Di fronte all’aguzzino vestito da guardia, Alexandra, fulgida nella sua furia, prima cita il sonetto The New Colossus di Emma Lazarus che giace ai piedi della Statua della Libertà : “Send these, the homeless, tempest-tost to me, I lift my lamp beside the golden door!” (A me date i vostri stanchi, i vostri poveri, le vostre masse infreddolite desiderose di respirare liberi, i rifiuti miserabili delle vostre spiagge affollate. Mandatemi loro, i senzatetto, gli scossi dalle tempeste, e io solleverò la mia fiaccola accanto alla porta dorata!), poi prende in mano Foglie d’erba di Walter Whitman, pubblicata nel 1855 in occasione del giorno dell'Indipendenza, un segno propiziatorio per un'opera destinata ad essere considerata come la Bibbia democratica americana. E con altrettanta veemenza sceglie una poesia che inneggia alla grandezza americana “Oh, while I live to be a ruler of life, not a slave. And nothing exterior of me shall ever take command of me…”. Impossibile non fare un parallelo con l’America di oggi e il nuovo corso trumpiano.

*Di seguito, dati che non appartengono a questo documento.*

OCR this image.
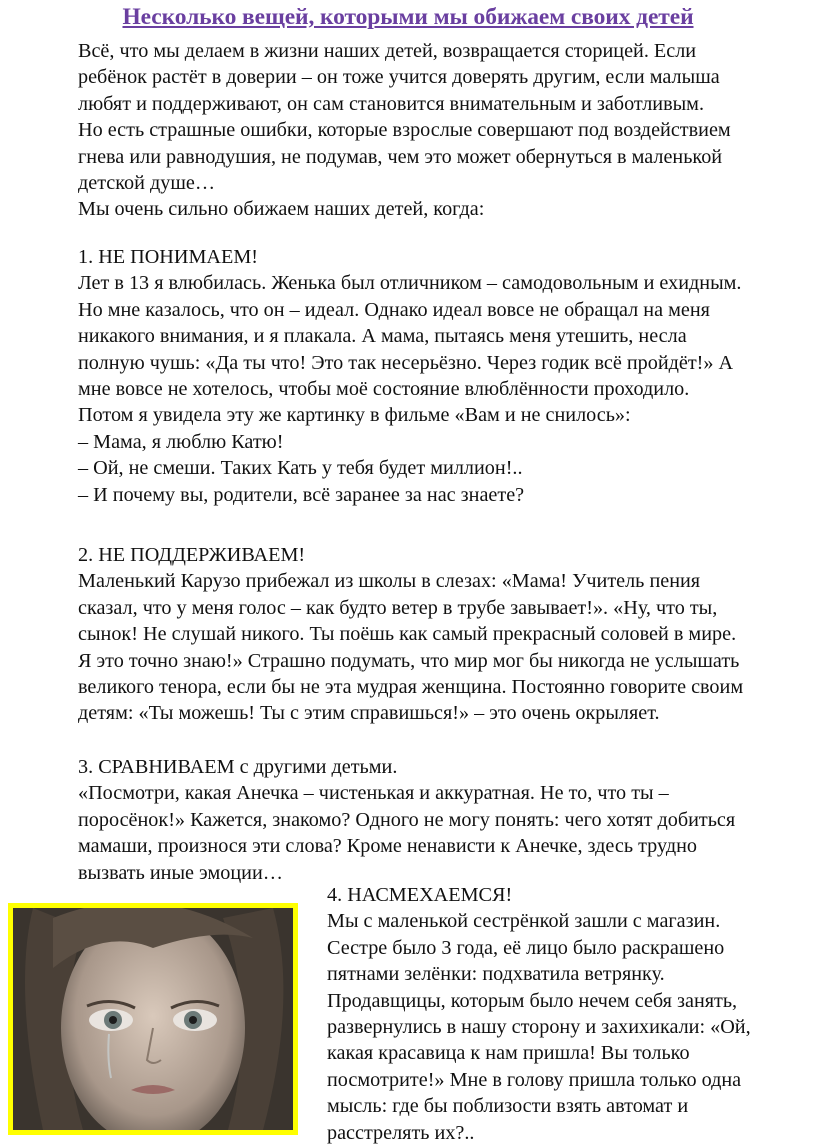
Несколько вещей, которыми мы обижаем своих детей
Всё, что мы делаем в жизни наших детей, возвращается сторицей. Если
ребёнок растёт в доверии – он тоже учится доверять другим, если малыша
любят и поддерживают, он сам становится внимательным и заботливым.
Но есть страшные ошибки, которые взрослые совершают под воздействием
гнева или равнодушия, не подумав, чем это может обернуться в маленькой
детской душе…
Мы очень сильно обижаем наших детей, когда:
1. НЕ ПОНИМАЕМ!
Лет в 13 я влюбилась. Женька был отличником – самодовольным и ехидным.
Но мне казалось, что он – идеал. Однако идеал вовсе не обращал на меня
никакого внимания, и я плакала. А мама, пытаясь меня утешить, несла
полную чушь: «Да ты что! Это так несерьёзно. Через годик всё пройдёт!» А
мне вовсе не хотелось, чтобы моё состояние влюблённости проходило.
Потом я увидела эту же картинку в фильме «Вам и не снилось»:
– Мама, я люблю Катю!
– Ой, не смеши. Таких Кать у тебя будет миллион!..
– И почему вы, родители, всё заранее за нас знаете?
2. НЕ ПОДДЕРЖИВАЕМ!
Маленький Карузо прибежал из школы в слезах: «Мама! Учитель пения
сказал, что у меня голос – как будто ветер в трубе завывает!». «Ну, что ты,
сынок! Не слушай никого. Ты поёшь как самый прекрасный соловей в мире.
Я это точно знаю!» Страшно подумать, что мир мог бы никогда не услышать
великого тенора, если бы не эта мудрая женщина. Постоянно говорите своим
детям: «Ты можешь! Ты с этим справишься!» – это очень окрыляет.
3. СРАВНИВАЕМ с другими детьми.
«Посмотри, какая Анечка – чистенькая и аккуратная. Не то, что ты –
поросёнок!» Кажется, знакомо? Одного не могу понять: чего хотят добиться
мамаши, произнося эти слова? Кроме ненависти к Анечке, здесь трудно
вызвать иные эмоции…
4. НАСМЕХАЕМСЯ!
Мы с маленькой сестрёнкой зашли с магазин.
Сестре было 3 года, её лицо было раскрашено
пятнами зелёнки: подхватила ветрянку.
Продавщицы, которым было нечем себя занять,
развернулись в нашу сторону и захихикали: «Ой,
какая красавица к нам пришла! Вы только
посмотрите!» Мне в голову пришла только одна
мысль: где бы поблизости взять автомат и
расстрелять их?..
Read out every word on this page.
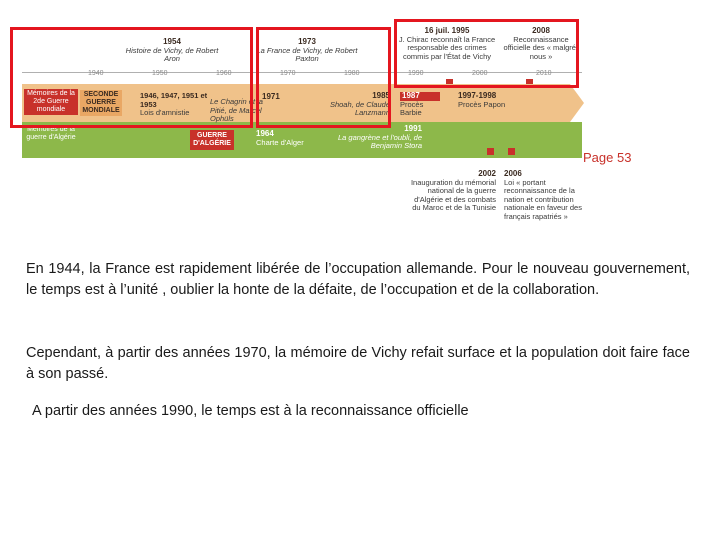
1954
Histoire de Vichy, de Robert Aron
1973
La France de Vichy, de Robert Paxton
16 juil. 1995
J. Chirac reconnaît la France responsable des crimes commis par l'État de Vichy
2008
Reconnaissance officielle des « malgré-nous »
1940	1950	1960	1970	1980	1990	2000	2010
Mémoires de la 2de Guerre mondiale
SECONDE GUERRE MONDIALE
Mémoires de la guerre d'Algérie	GUERRE D'ALGÉRIE
1946, 1947, 1951 et 1953
Lois d'amnistie
Le Chagrin et la Pitié, de Marcel Ophüls
1971	1985
Shoah, de Claude Lanzmann
1987
Procès Barbie
1997-1998
Procès Papon
1964
Charte d'Alger
1991
La gangrène et l'oubli, de Benjamin Stora
2002
Inauguration du mémorial national de la guerre d'Algérie et des combats du Maroc et de la Tunisie
2006
Loi « portant reconnaissance de la nation et contribution nationale en faveur des français rapatriés »
Page 53
En 1944, la France est rapidement libérée de l’occupation allemande. Pour le nouveau gouvernement, le temps est à l’unité , oublier la honte de la défaite, de l’occupation et de la collaboration.
Cependant, à partir des années 1970, la mémoire de Vichy refait surface et la population doit faire face à son passé.
A partir des années 1990, le temps est à la reconnaissance officielle
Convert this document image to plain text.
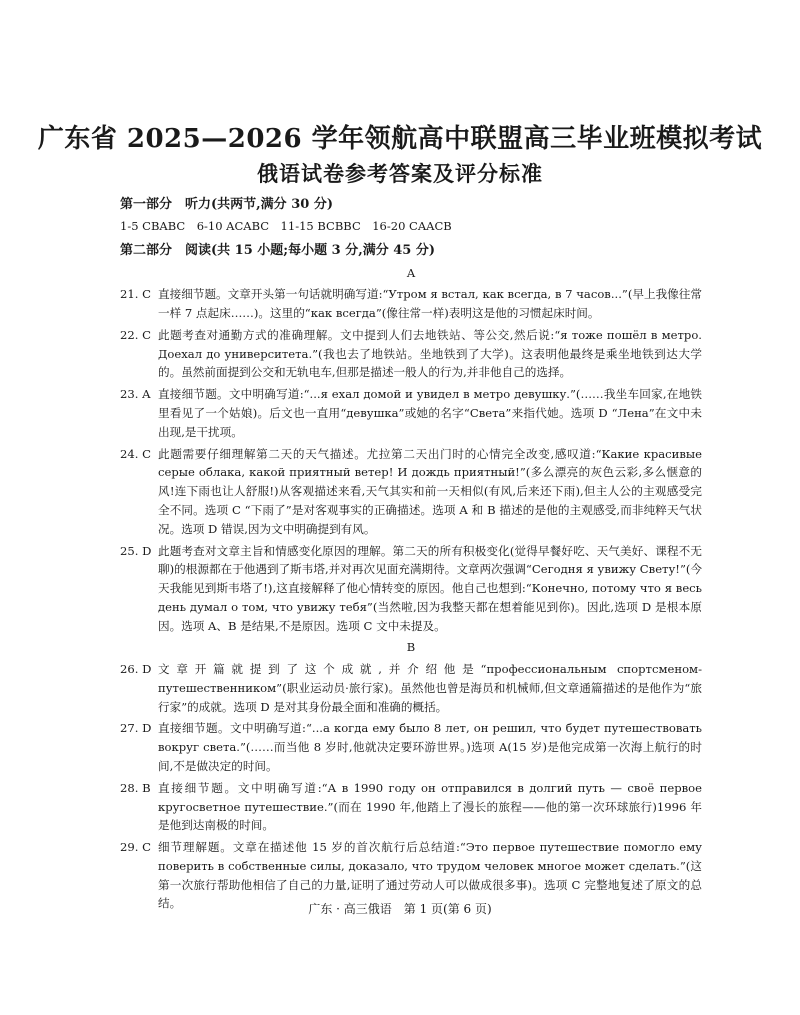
广东省 2025—2026 学年领航高中联盟高三毕业班模拟考试
俄语试卷参考答案及评分标准
第一部分　听力(共两节,满分 30 分)
1-5 CBABC　6-10 ACABC　11-15 BCBBC　16-20 CAACB
第二部分　阅读(共 15 小题;每小题 3 分,满分 45 分)
A
21. C 直接细节题。文章开头第一句话就明确写道:“Утром я встал, как всегда, в 7 часов...”(早上我像往常一样 7 点起床……)。这里的“как всегда”(像往常一样)表明这是他的习惯起床时间。
22. C 此题考查对通勤方式的准确理解。文中提到人们去地铁站、等公交,然后说:“я тоже пошёл в метро. Доехал до университета.”(我也去了地铁站。坐地铁到了大学)。这表明他最终是乘坐地铁到达大学的。虽然前面提到公交和无轨电车,但那是描述一般人的行为,并非他自己的选择。
23. A 直接细节题。文中明确写道:“...я ехал домой и увидел в метро девушку.”(……我坐车回家,在地铁里看见了一个姑娘)。后文也一直用“девушка”或她的名字“Света”来指代她。选项 D “Лена”在文中未出现,是干扰项。
24. C 此题需要仔细理解第二天的天气描述。尤拉第二天出门时的心情完全改变,感叹道:“Какие красивые серые облака, какой приятный ветер! И дождь приятный!”(多么漂亮的灰色云彩,多么惬意的风!连下雨也让人舒服!)从客观描述来看,天气其实和前一天相似(有风,后来还下雨),但主人公的主观感受完全不同。选项 C “下雨了”是对客观事实的正确描述。选项 A 和 B 描述的是他的主观感受,而非纯粹天气状况。选项 D 错误,因为文中明确提到有风。
25. D 此题考查对文章主旨和情感变化原因的理解。第二天的所有积极变化(觉得早餐好吃、天气美好、课程不无聊)的根源都在于他遇到了斯韦塔,并对再次见面充满期待。文章两次强调“Сегодня я увижу Свету!”(今天我能见到斯韦塔了!),这直接解释了他心情转变的原因。他自己也想到:“Конечно, потому что я весь день думал о том, что увижу тебя”(当然啦,因为我整天都在想着能见到你)。因此,选项 D 是根本原因。选项 A、B 是结果,不是原因。选项 C 文中未提及。
B
26. D 文章开篇就提到了这个成就,并介绍他是“профессиональным спортсменом-путешественником”(职业运动员·旅行家)。虽然他也曾是海员和机械师,但文章通篇描述的是他作为“旅行家”的成就。选项 D 是对其身份最全面和准确的概括。
27. D 直接细节题。文中明确写道:“...а когда ему было 8 лет, он решил, что будет путешествовать вокруг света.”(……而当他 8 岁时,他就决定要环游世界。)选项 A(15 岁)是他完成第一次海上航行的时间,不是做决定的时间。
28. B 直接细节题。文中明确写道:“А в 1990 году он отправился в долгий путь — своё первое кругосветное путешествие.”(而在 1990 年,他踏上了漫长的旅程——他的第一次环球旅行)1996 年是他到达南极的时间。
29. C 细节理解题。文章在描述他 15 岁的首次航行后总结道:“Это первое путешествие помогло ему поверить в собственные силы, доказало, что трудом человек многое может сделать.”(这第一次旅行帮助他相信了自己的力量,证明了通过劳动人可以做成很多事)。选项 C 完整地复述了原文的总结。	广东 · 高三俄语　第 1 页(第 6 页)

Sheridan riscrive la Storia pensando al presente. In tutte le sue opere da Wind River a 1883 e Yellowstone passando per Il sindaco di Kingstone c’è un sentimento profondamente doloroso per gli sconfitti, le vittime, siano indigeni nativi o uomini di colore. Schiavi, appunto.

Il disprezzo per il predatore bianco è incarnato perfettamente da Alexandra quando rievoca i poeti Lazarus e Whitman. Il furore, la rabbia impotente di fronte alla brutale ignoranza. Sceneggiatore di raro talento, Sheridan trova la poesia anche nel male, lasciandoci ancora una volta straziati e con il fiato sospeso. Le parole di Alexandra per Spencer, separati entrambi dal destino, sono gravide di sinistri presagi. “Quale sciagura ci attende adesso?”, si chiede, durante il cammino verso il Montana, stazione dopo stazione. “Non abbiamo provato abbastanza di essere degni uno dell’altro? Quale nuovo inferno il diavolo ha inventato per noi?” Mentre l’orrore si affaccia alla porta.